De Bo’s team has now overcome this drawback with the help of a rotaxane, a structure containing a molecular ring threaded onto an axle-like structure. The long axle contains up to five furan groups that act as docking stations so that maleimide-based cargo molecules can be added by a Diels-Alder reaction. The molecular ring, a pillararene, is fitted with a long strand of polymethyl methacrylate that runs roughly parallel to the axle. Another polymer strand is attached to one end of the axle so that it can pull in the opposite direction.

When ultrasound pulses tug these two polymers apart, theirmovement hauls the pillararene along the axle so hard that it triggers a reverse Diels-Alder reaction at each docking station, stripping off all the cargo molecules. “Being able to release multiple molecules in a single elongation event—this is completely new in mechanochemistry,” De Bo says.

For rotaxanes with a single docking station, ultrasound freed up to 71% of the maleimide cargo units in solution, while compression of a bulk sample released 30%. Although rotaxanes with five loaded docking stations released a lower percentage of their cargo molecules, they released more molecules in total. “This is already a very good efficiency,” says Anne-Sophie Duwez, an expert in single-molecule force spectroscopy at the University of Liège, who peer-reviewed the paper. “It’s a very elegant system. They really had to master different aspects of chemistry to reach their goal.”

The researchers then showed that the system also worked with three useful cargo molecules—a fluorescent tag, a catalyst, and the anticancer agent doxorubicin. This proof of principle suggests that the method might be used to build an ultrasound-activated drug delivery system.

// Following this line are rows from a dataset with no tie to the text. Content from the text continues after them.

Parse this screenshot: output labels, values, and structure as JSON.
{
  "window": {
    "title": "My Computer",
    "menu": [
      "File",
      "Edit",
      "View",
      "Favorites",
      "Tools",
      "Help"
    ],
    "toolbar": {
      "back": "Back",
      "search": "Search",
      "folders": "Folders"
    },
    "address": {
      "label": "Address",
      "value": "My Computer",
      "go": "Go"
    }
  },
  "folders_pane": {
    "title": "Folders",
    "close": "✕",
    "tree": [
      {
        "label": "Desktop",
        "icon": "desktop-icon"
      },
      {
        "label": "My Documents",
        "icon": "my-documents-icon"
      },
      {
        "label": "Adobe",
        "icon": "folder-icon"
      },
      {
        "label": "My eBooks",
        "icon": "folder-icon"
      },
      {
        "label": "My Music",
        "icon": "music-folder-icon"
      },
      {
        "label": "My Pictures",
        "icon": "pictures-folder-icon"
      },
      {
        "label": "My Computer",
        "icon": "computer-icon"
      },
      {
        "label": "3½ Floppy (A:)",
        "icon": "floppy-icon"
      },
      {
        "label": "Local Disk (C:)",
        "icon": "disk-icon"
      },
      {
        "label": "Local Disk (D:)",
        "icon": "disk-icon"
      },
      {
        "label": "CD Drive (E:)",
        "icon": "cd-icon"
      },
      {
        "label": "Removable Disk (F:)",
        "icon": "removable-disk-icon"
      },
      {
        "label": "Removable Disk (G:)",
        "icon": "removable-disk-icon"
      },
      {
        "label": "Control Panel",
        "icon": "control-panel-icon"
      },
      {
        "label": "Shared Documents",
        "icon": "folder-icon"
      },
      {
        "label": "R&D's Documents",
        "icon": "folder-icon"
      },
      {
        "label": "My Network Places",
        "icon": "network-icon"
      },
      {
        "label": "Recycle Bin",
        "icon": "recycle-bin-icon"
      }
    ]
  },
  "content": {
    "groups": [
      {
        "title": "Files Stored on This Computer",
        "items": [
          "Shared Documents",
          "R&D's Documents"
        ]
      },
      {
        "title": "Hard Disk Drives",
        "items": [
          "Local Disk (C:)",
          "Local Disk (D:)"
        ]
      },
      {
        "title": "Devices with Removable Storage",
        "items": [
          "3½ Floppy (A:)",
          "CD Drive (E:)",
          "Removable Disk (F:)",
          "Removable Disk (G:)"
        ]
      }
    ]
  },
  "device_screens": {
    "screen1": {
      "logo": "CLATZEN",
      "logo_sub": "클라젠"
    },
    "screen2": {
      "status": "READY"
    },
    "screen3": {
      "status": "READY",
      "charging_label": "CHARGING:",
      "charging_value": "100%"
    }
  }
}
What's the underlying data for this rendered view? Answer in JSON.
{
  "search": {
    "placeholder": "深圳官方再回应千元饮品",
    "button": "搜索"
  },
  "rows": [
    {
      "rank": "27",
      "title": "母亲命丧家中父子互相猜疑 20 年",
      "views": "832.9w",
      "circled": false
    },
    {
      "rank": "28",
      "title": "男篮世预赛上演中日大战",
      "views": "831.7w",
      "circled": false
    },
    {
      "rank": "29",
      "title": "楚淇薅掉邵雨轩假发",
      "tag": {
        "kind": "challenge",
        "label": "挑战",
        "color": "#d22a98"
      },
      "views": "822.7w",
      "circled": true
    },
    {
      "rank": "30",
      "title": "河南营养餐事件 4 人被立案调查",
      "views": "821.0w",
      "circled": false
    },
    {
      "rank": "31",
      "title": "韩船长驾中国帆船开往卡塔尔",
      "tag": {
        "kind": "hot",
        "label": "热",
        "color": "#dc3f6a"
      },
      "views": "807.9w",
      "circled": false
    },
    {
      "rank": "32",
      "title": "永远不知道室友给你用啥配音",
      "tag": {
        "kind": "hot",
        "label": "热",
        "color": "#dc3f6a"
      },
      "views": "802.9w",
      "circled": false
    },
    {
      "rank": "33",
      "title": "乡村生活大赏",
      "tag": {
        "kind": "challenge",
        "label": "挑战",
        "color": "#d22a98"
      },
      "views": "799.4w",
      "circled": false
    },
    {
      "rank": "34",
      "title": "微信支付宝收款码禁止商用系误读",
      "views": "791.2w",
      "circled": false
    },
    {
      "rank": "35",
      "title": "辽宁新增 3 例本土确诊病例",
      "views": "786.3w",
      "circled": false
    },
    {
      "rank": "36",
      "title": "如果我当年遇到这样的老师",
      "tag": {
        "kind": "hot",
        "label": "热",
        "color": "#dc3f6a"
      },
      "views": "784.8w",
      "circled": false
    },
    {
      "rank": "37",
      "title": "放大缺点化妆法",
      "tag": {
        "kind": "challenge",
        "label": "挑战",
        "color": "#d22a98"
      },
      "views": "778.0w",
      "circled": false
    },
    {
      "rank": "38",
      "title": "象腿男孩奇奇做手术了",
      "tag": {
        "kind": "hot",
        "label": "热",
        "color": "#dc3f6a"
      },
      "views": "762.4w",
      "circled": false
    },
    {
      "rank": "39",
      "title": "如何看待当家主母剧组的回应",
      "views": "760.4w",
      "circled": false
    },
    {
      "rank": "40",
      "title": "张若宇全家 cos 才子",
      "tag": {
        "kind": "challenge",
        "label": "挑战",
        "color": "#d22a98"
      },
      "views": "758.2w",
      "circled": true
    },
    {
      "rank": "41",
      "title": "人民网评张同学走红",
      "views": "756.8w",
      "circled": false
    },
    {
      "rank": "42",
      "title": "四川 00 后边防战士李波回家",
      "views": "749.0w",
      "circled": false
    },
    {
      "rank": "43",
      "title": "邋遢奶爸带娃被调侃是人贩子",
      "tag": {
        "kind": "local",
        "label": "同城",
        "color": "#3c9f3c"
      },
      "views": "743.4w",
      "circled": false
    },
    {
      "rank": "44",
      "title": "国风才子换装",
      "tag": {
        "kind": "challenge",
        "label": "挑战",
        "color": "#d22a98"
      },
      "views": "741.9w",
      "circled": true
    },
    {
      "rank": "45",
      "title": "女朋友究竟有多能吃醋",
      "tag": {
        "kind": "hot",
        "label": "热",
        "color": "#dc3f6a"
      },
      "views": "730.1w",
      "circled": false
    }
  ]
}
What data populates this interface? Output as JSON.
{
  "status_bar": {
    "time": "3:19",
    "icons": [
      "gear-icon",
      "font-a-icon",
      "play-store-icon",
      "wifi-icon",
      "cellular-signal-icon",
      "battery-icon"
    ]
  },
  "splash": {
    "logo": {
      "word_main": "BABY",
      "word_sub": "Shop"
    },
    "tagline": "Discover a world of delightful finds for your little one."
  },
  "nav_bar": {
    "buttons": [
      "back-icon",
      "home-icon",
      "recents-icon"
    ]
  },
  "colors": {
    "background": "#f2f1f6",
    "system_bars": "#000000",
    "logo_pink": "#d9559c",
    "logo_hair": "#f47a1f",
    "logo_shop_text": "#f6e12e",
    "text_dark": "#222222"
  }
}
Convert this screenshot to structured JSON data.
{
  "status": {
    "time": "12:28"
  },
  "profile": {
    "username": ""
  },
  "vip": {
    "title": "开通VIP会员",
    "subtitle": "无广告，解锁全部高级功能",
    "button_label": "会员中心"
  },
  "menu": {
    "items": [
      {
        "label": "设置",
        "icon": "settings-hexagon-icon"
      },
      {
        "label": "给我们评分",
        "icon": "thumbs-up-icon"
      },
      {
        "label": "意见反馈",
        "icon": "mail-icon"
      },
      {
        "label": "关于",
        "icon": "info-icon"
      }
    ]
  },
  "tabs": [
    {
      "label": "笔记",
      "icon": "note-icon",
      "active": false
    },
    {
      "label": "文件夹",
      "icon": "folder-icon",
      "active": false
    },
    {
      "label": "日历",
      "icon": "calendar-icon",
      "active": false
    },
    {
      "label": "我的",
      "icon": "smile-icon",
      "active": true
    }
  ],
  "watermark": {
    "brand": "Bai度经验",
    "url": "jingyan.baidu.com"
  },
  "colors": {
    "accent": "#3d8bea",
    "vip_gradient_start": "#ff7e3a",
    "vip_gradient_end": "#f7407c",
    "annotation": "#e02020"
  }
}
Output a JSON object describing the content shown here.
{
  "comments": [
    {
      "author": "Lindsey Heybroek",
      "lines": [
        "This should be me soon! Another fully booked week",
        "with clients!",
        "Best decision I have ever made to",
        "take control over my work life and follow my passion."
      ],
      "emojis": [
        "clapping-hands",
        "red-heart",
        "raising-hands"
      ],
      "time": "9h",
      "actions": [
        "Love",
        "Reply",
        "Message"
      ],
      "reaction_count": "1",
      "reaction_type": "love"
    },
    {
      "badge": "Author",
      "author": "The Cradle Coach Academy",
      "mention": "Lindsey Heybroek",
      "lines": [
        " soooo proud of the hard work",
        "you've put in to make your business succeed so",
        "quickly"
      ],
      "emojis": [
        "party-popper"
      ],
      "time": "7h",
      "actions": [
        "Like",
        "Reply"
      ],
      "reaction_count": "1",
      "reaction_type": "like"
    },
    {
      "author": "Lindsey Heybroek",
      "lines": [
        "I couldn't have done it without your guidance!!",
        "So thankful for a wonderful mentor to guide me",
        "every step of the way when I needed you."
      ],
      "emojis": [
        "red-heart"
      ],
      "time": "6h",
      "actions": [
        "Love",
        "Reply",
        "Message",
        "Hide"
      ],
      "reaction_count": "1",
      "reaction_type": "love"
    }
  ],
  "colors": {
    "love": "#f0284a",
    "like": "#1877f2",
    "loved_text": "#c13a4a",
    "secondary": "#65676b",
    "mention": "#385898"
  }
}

For now, De Bo’s team is creating rotaxanes with more docking stations, and it also hopes to load the rotaxane’s axle with a mixture of monomers and a catalyst. In principle, a sudden force could release these ingredients to generate new polymers that repair a damaged region of material. “The ultimate goal would be to create an autonomous self-healing system whereby the mechanical damage triggers the release of healing agents that would reform the material,” De Bo says.